CIS summit in Chisinau ends with signing of documents, chairmanship transfer

DUSHANBE, October 10, 2009, Asia-Plus  — The CIS summit in the Moldavian capital Chisinau ended with the signing of several documents and the CIS chairmanship transfer from Moldova to Russia. According to Russia’s Itar-Tass, CIS Executive Committee Chairman Sergey Lebedev said, “A key document signed by delegation heads is a joint action plan of anti-crisis […]

Payrav Chorshanbiyev

DUSHANBE, October 10, 2009, Asia-Plus  — The CIS summit in the Moldavian capital Chisinau ended with the signing of several documents and the CIS chairmanship transfer from Moldova to Russia.

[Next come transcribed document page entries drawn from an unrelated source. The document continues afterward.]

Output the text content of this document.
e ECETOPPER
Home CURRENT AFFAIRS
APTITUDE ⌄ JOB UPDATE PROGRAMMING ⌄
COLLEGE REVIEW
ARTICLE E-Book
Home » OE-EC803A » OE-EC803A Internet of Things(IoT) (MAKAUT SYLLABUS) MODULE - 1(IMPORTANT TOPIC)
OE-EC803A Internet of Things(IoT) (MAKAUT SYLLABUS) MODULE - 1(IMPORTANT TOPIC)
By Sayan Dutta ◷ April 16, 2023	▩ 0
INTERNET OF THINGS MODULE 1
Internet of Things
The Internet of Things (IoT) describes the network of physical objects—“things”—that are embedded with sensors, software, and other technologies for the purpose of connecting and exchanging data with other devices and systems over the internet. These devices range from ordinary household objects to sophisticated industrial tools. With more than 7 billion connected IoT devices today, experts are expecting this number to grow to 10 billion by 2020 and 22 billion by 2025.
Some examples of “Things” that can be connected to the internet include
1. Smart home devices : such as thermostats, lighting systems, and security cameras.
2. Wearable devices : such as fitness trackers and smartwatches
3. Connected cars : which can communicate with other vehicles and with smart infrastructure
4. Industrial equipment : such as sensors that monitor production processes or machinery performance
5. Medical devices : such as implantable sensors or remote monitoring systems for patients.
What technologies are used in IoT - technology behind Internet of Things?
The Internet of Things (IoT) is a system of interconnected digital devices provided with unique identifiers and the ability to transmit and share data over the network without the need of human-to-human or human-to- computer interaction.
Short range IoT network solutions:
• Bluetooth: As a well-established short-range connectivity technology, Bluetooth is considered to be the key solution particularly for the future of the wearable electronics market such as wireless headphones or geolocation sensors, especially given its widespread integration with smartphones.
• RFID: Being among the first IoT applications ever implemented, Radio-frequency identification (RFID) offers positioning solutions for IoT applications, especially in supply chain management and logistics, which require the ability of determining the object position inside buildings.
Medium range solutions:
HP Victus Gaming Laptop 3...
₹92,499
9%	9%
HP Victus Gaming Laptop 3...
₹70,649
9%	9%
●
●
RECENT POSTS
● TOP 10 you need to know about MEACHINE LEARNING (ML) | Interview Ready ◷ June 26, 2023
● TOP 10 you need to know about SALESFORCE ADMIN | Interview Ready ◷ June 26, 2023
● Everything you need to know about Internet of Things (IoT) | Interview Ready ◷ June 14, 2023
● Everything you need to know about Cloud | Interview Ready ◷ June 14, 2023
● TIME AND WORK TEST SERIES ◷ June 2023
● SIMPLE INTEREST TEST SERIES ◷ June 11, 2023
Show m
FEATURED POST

According to Russia’s Itar-Tass, CIS Executive Committee Chairman Sergey Lebedev said, “A key document signed by delegation heads is a joint action plan of anti-crisis measures presented by Russian Vice-Premier and Finance Minister Aleksey Kudrin.”  The chiefs of state also decided the pronounce 2010 the Year of Veterans and to prepare for celebrations of the 65

th

anniversary of VE-Day.

In all, 22 documents were summit at the Chisinau summit.  “The signed documents aim to enlarge multifaceted cooperation in the CIS and to promote practical results of the decisions made in the economy, migration, energy and other spheres,” Lebedev said.

The CIS leaders agreed to deepen humanitarian integration and security cooperation and to continue optimization of CIS activity. They approved additional measures for strengthening border security and signed some other documents.

Prime Minister Oqil Oqilov represented Tajikistan at the CIS summit that was held in Chisinau on October 9.  We will recall that the leaders of Kazakhstan, Turkmenistan and Uzbekistan have also sent their regrets and these countries will be represented by lower-level delegations.

In the meantime, the October 9 October “RFE/RL News” article “Russia Facing Resistance with Allies on CIS’s Southern Flank” by Bruce Pannier noted that Russia”s relations with the three states that make up the southern flank of the Commonwealth Of Independent States — Uzbekistan, Tajikistan, and Turkmenistan — have suffered severe setbacks of late.

Uzbekistan has annoyed the Kremlin by scaling back its participation in Russian-led security organizations, and by passing a customs law that promises to heavily tax Russian companies involved in production-sharing agreements that deal with the export of Uzbek natural gas.

According to the article, Tajikistan allegedly wants Russia to pay rent on military bases Kremlin forces have used since the closing days of World War II and recent incidents involving some of those Russian troops have angered Tajik communities.

Turkmenistan is unhappy with the state of its natural-gas dealings with Moscow and is awaiting the reopening of a key gas pipeline that exploded in early April and for which it blames Russia”s Gazprom.

The decision not to attend by Kazakh President Nursultan Nazarbayev — who is perhaps the biggest booster of the CIS, after Russia — came as a complete surprise in Astana and his office offered no explanation for the move.